Registrations will blow full steam ahead past the 1 million mark this week, considering there is only 312 calves between here and there.
There were 148,639 calves registered in the last week alone, according to ICBF.
During the week, 124,329 of those were registered to dairy dams, while a further 24,310 were registered to beef dams.
For the year-to-date, calves registrations are up 36,469 head, with 963,219 head born in the same period in 2025.
For the year-to-date, 870,236 calves have been registered to dairy dams.
While dairy registrations were down by 2,047 head this week compared to the same week last year, total dairy registrations are up 25,916 on the same time frame as 2025.
This indicates how improved breeding technology is leading to a more compact calving season, with vigorous numbers of calf registration within the month of February.

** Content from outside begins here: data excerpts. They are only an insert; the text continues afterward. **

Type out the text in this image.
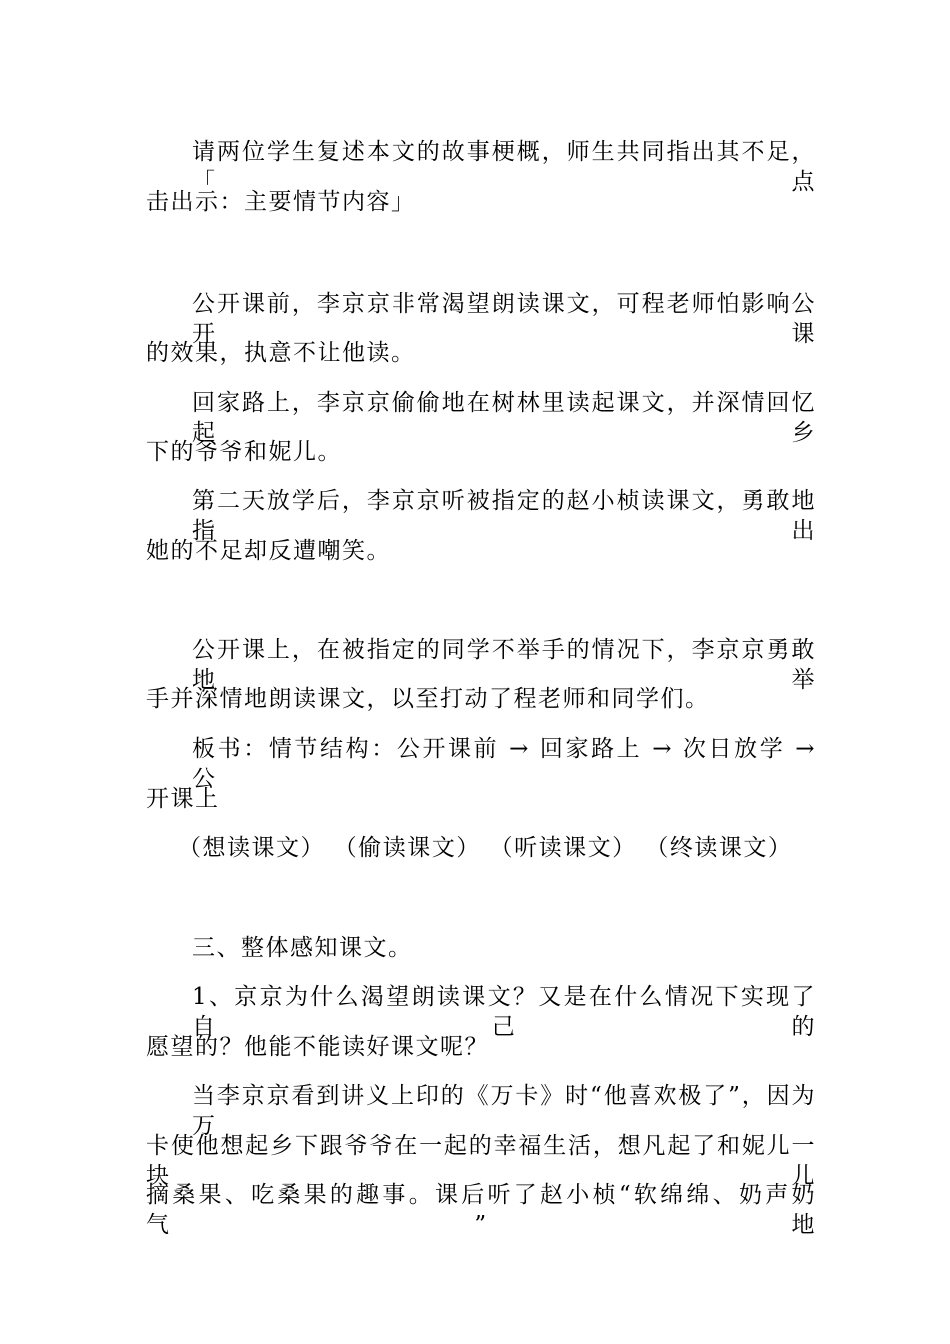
请两位学生复述本文的故事梗概，师生共同指出其不足，「点
击出示：主要情节内容」
公开课前，李京京非常渴望朗读课文，可程老师怕影响公开课
的效果，执意不让他读。
回家路上，李京京偷偷地在树林里读起课文，并深情回忆起乡
下的爷爷和妮儿。
第二天放学后，李京京听被指定的赵小桢读课文，勇敢地指出
她的不足却反遭嘲笑。
公开课上，在被指定的同学不举手的情况下，李京京勇敢地举
手并深情地朗读课文，以至打动了程老师和同学们。
板书：情节结构：公开课前 → 回家路上 → 次日放学 → 公
开课上
（想读课文） （偷读课文） （听读课文） （终读课文）
三、整体感知课文。
1、京京为什么渴望朗读课文？又是在什么情况下实现了自己的
愿望的？他能不能读好课文呢？
当李京京看到讲义上印的《万卡》时“他喜欢极了”，因为万
卡使他想起乡下跟爷爷在一起的幸福生活，想凡起了和妮儿一块儿
摘桑果、吃桑果的趣事。课后听了赵小桢“软绵绵、奶声奶气”地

Moving to the calves registered to beef dams, some 24,310, were registered in the week ending March 13, which is up by a mere 879 head on the same week in 2025.
A total of 129,452 calves have been registered to beef dams for the year-to-date, which is up this also up by 10,553 on the 2025 registrations.
In the week ending Friday, March 6, almost 746,000 calves had been registered to dairy cows.
ICBF announced that the national genotyping lab had received its 500,00th sample the same week.
This shows the uptake in the National Genotyping Programme, with the majority of dairy calves born so far this year been sampled.
ICBF confirmed that the average turnaround time from birth to a passport being issued is standing at 14.3 days, but said the difference with sale age of genotyped calves versus non-genotyped calves is only 0.6 days.